MetaCost (RapidMiner Studio Core)

Synopsis

This metaclassifier makes its base classifier cost-sensitive by using the given cost matrix to compute label predictions according to classification costs.

Description

The MetaCost operator makes its base classifier cost-sensitive by using the cost matrix specified in the cost matrix parameter. The method used by this operator is similar to the MetaCost method described by Pedro Domingos (1999).

The MetaCost operator is a nested operator i.e. it has a subprocess. The subprocess must have a learner i.e. an operator that expects an ExampleSet and generates a model. This operator tries to build a better model using the learner provided in its subprocess. You need to have basic understanding of subprocesses in order to apply this operator. Please study the documentation of the Subprocess operator for basic understanding of subprocesses.

Most classification algorithms assume that all errors have the same cost, which is seldom the case. For example, in database marketing the cost of mailing to a non-respondent is very small, but the cost of not mailing to someone who would respond is the entire profit lost. In general, misclassification costs may be described by an arbitrary cost matrix C, with C(i,j) being the cost of predicting that an example belongs to class i when in fact it belongs to class j. Individually making each classification learner cost-sensitive is laborious, and often non-trivial. MetaCost is a principled method for making an arbitrary classifier cost-sensitive by wrapping a cost-minimizing procedure around it. This procedure treats the underlying classifier as a black box, requiring no knowledge of its functioning or change to it. MetaCost is applicable to any number of classes and to arbitrary cost matrices.

Input

training set (Data Table)
This input port expects an ExampleSet. It is the output of the Retrieve operator in the attached Example Process. The output of other operators can also be used as input.

Output

model (MetaCost Model)
The meta model is delivered from this output port which can now be applied on unseen data sets for prediction of the label attribute.
example set (Data Table)
The ExampleSet that was given as input is passed without changing to the output through this port. This is usually used to reuse the same ExampleSet in further operators or to view the ExampleSet in the Results Workspace.

Parameters

cost_matrixThis parameter is used for specifying the cost matrix. The cost matrix is similar in structure to a confusion matrix because it has predicted classes in one dimension and actual classes on the other dimension. Therefore the cost matrix can denote the costs for every possible classification outcome: predicted label vs. actual label. Actually this matrix is a matrix of misclassification costs because you can specify different weights for certain classes misclassified as other classes. Weights can also be assigned to correct classifications but usually they are set to 0. The classes in the matrix are labeled as Class 1, Class 2 etc where classes are numbered according to their order in the internal mapping. Range: string
use_subset_for_trainingThis parameter specifies the fraction of examples to be used for training. Its value must be greater than 0 (i.e. zero examples) and should be lower than or equal to 1 (i.e. entire data set).
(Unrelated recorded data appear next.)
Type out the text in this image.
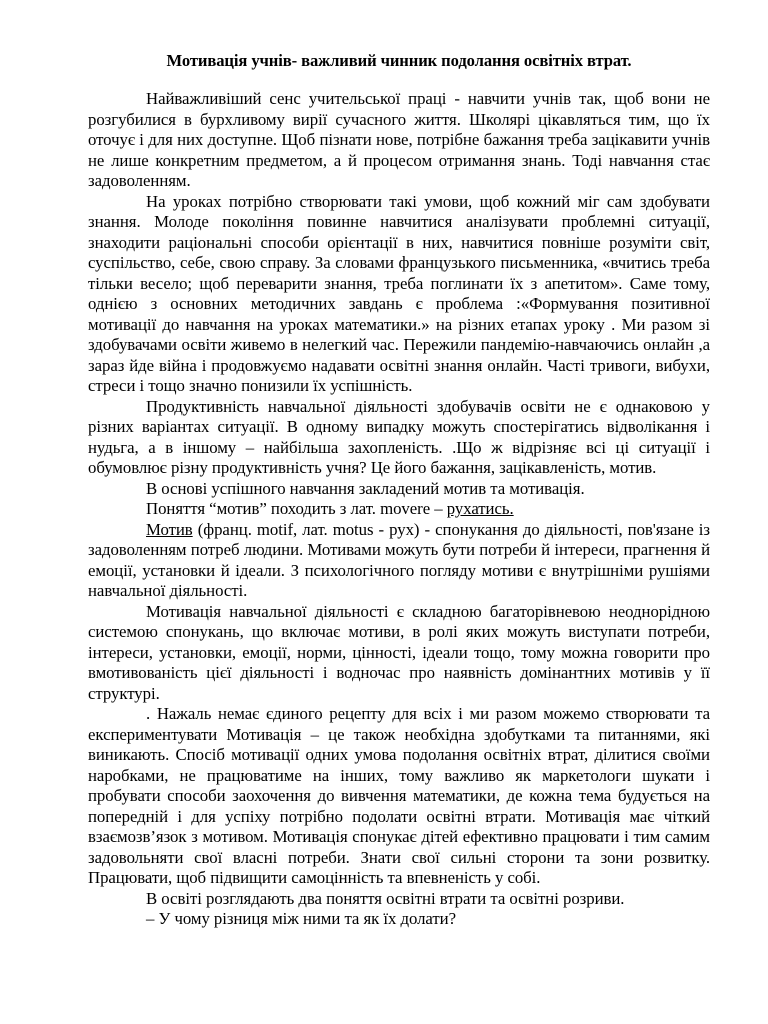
Мотивація учнів- важливий чинник подолання освітніх втрат.

Найважливіший сенс учительської праці - навчити учнів так, щоб вони не розгубилися в бурхливому вирії сучасного життя. Школярі цікавляться тим, що їх оточує і для них доступне. Щоб пізнати нове, потрібне бажання треба зацікавити учнів не лише конкретним предметом, а й процесом отримання знань. Тоді навчання стає задоволенням.

На уроках потрібно створювати такі умови, щоб кожний міг сам здобувати знання. Молоде покоління повинне навчитися аналізувати проблемні ситуації, знаходити раціональні способи орієнтації в них, навчитися повніше розуміти світ, суспільство, себе, свою справу. За словами французького письменника, «вчитись треба тільки весело; щоб переварити знання, треба поглинати їх з апетитом». Саме тому, однією з основних методичних завдань є проблема :«Формування позитивної мотивації до навчання на уроках математики.» на різних етапах уроку . Ми разом зі здобувачами освіти живемо в нелегкий час. Пережили пандемію-навчаючись онлайн ,а зараз йде війна і продовжуємо надавати освітні знання онлайн. Часті тривоги, вибухи, стреси і тощо значно понизили їх успішність.

Продуктивність навчальної діяльності здобувачів освіти не є однаковою у різних варіантах ситуації. В одному випадку можуть спостерігатись відволікання і нудьга, а в іншому – найбільша захопленість. .Що ж відрізняє всі ці ситуації і обумовлює різну продуктивність учня? Це його бажання, зацікавленість, мотив.

В основі успішного навчання закладений мотив та мотивація.

Поняття “мотив” походить з лат. movere – рухатись.

Мотив (франц. motif, лат. motus - рух) - спонукання до діяльності, пов'язане із задоволенням потреб людини. Мотивами можуть бути потреби й інтереси, прагнення й емоції, установки й ідеали. З психологічного погляду мотиви є внутрішніми рушіями навчальної діяльності.

Мотивація навчальної діяльності є складною багаторівневою неоднорідною системою спонукань, що включає мотиви, в ролі яких можуть виступати потреби, інтереси, установки, емоції, норми, цінності, ідеали тощо, тому можна говорити про вмотивованість цієї діяльності і водночас про наявність домінантних мотивів у її структурі.

. Нажаль немає єдиного рецепту для всіх і ми разом можемо створювати та експериментувати Мотивація – це також необхідна здобутками та питаннями, які виникають. Спосіб мотивації одних умова подолання освітніх втрат, ділитися своїми наробками, не працюватиме на інших, тому важливо як маркетологи шукати і пробувати способи заохочення до вивчення математики, де кожна тема будується на попередній і для успіху потрібно подолати освітні втрати. Мотивація має чіткий взаємозв’язок з мотивом. Мотивація спонукає дітей ефективно працювати і тим самим задовольняти свої власні потреби. Знати свої сильні сторони та зони розвитку. Працювати, щоб підвищити самоцінність та впевненість у собі.

В освіті розглядають два поняття освітні втрати та освітні розриви.

– У чому різниця між ними та як їх долати?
Range: real
iterationsThis parameter specifies the maximum number of iterations of the MetaCost algorithm. Range: integer
sampling_with_replacementThis parameter indicates if sampling with replacement should be used. In sampling with replacement, at every step all examples have equal probability of being selected. Once an example has been selected for the sample, it remains candidate for selection and it can be selected again in any other coming steps. Thus a sample with replacement can have the same example multiple number of times. Range: boolean
use_local_random_seedThis parameter indicates if a local random seed should be used for randomization. Using the same value of local random seed will produce the same sample. Changing the value of this parameter changes the way examples are randomized, thus the sample will have a different set of values. Range: boolean
local_random_seedThis parameter specifies the local random seed. This parameter is only available if the use local random seed parameter is set to true. Range: integer

Tutorial Processes

Using the MetaCost operator for generating a better Decision Tree

The 'Sonar' data set is loaded using the Retrieve operator. The Split Validation operator is applied on it for training and testing a classification model. The MetaCost operator is applied in the training subprocess of the Split Validation operator. The Decision Tree operator is applied in the subprocess of the MetaCost operator. The iterations parameter of the MetaCost operator is set to 10, thus there will be 10 iterations of its subprocess. Have a look at the cost matrix specified in the cost matrix parameter of the MetaCost operator. You can see that the misclassification costs are not equal. The Apply Model operator is used in the testing subprocess for applying the model generated by the MetaCost operator. The resultant labeled ExampleSet is used by the Performance (Classification) operator for measuring the performance of the model. The classification model and its performance vector are connected to the output and they can be seen in the Results Workspace. You can see that the MetaCost operator produced a new model in each iteration. The accuracy of this model turns out to be around 82%. If the same process is repeated without MetaCost operator i.e. only Decision Tree operator is used in training subprocess then the accuracy of that model turns out to be around 66%. Thus MetaCost improved the performance of the base learner (i.e. Decision Tree) by using the cost matrix to compute label predictions according to classification costs.